The Fourth of July parade shooting took seven lives and injured dozens more, and the trauma of the tragic event has also impacted the thousands of residents there as well as those in the surrounding communities.
Highland Park City Council member Andres Tapia was present at the parade, and posted his personal account of the events on LinkedIn.
“I'll never forget coming up on Port Clinton Square and seeing the bodies there and looking and trying to see if one of them was my wife,” Tapia recalled. “And suddenly in the panic and the fear I looked up and there she was standing all alone … And we had sort of embrace of our lives.”
Though Highland Park is not often thought of as a community with a significant Latino population, Mayor Nancy Rotering said in both the town itself and nearby towns there is a strong Latino presence – and that’s why she felt it was crucial to offer Spanish-language resources as well as offer reassurances that anyone, regardless of documentation status, can access those resources.
“About 25% of our schoolchildren are Latino, and Highwood and Highland Park really view each other more as more than sister communities, but as one community,” Rotering said. “And to that end, I feel it's very important that people recognize that the Latino community has been impacted just as hard as the rest of the non-Latino community. We know that folks in Waukegan in North Chicago and Highwood are needing services just as much as people who live in Highland Park.”
Tapia said that publicly sharing his experience and talking about seeking help for the trauma he endured was important for him to do as a community leader.
“That was one step that I took for my own health and my health of my family, but also I needed to be strong along with the mayor and the rest of the city leaders to comfort and support our citizenry and I realized as I was there that I needed to be a role model about getting the help because I really needed it,” he said. “I was as devastated as everybody else, as traumatized as everybody else. So I felt that not only did it benefit me, I had to tell others that it was beneficial and I had to encourage others to get the help that was available.”
In recent days, Rotering and other Highland Park community members have traveled to Washington DC in hopes of effecting legislative change to prevent future mass shootings.

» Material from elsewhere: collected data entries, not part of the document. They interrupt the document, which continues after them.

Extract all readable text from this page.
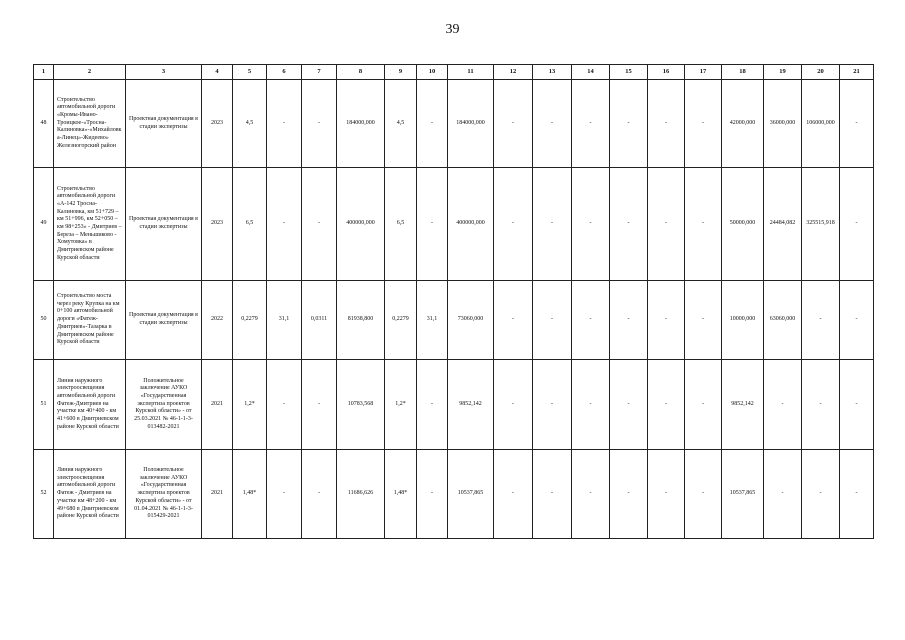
39
1	2	3	4	5	6	7	8	9	10	11	12	13	14	15	16	17	18	19	20	21
48	Строительство автомобильной дороги «Кромы-Ивано-Троицкое-«Тросна-Калиновка»-«Михайловка-Линец»-Жидеево» Железногорский район	Проектная документация в стадии экспертизы	2023	4,5	-	-	184000,000	4,5	-	184000,000	-	-	-	-	-	-	42000,000	36000,000	106000,000	-
49	Строительство автомобильной дороги «А-142 Тросна-Калиновка, км 51+729 – км 51+996, км 52+050 – км 98+253» - Дмитриев – Береза – Меньшиково - Хомутовка» в Дмитриевском районе Курской области	Проектная документация в стадии экспертизы	2023	6,5	-	-	400000,000	6,5	-	400000,000	-	-	-	-	-	-	50000,000	24484,082	325515,918	-
50	Строительство моста через реку Крупка на км 0+100 автомобильной дороги «Фатеж-Дмитриев»-Тазарка в Дмитриевском районе Курской области	Проектная документация в стадии экспертизы	2022	0,2279	31,1	0,0311	81938,800	0,2279	31,1	73060,000	-	-	-	-	-	-	10000,000	63060,000	-	-
51	Линия наружного электроосвещения автомобильной дороги Фатеж-Дмитриев на участке км 40+400 - км 41+600 в Дмитриевском районе Курской области	Положительное заключение АУКО «Государственная экспертиза проектов Курской области» - от 25.03.2021 № 46-1-1-3-013482-2021	2021	1,2*	-	-	10783,568	1,2*	-	9852,142	-	-	-	-	-	-	9852,142	-	-	-
52	Линия наружного электроосвещения автомобильной дороги Фатеж - Дмитриев на участке км 48+200 - км 49+680 в Дмитриевском районе Курской области	Положительное заключение АУКО «Государственная экспертиза проектов Курской области» - от 01.04.2021 № 46-1-1-3-015429-2021	2021	1,48*	-	-	11686,626	1,48*	-	10537,865	-	-	-	-	-	-	10537,865	-	-	-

“I think we need a national ban on weapons that were built and designed for mass destruction in combat. We as a city banned assault weapons in 2013, in the wake of Sandy Hook, recognizing that this devastation was all over our country. But Highland Park isn’t an island,” Rotering said. “And so we reflected the values of our community. But I would guess that the values of most Americans is that we do need to get these weapons off of our streets. For most of the mayors of this country, it's not a question of if this happens, but when will this happen. And that's a horrible thing to think about.”
Tapia urges anyone impacted by the shooting to take advantage of the resources on offer in and around Highland Park.
“I'll speak particularly to Latino community, you know, we have a stigma in our community about seeking help for mental health,” he said. “No one escapes the impact of what happened, whether you got physically injured or not. As Latino man, many times we say I'm brave, I don't need that. We cannot help our families unless we take care of ourselves.”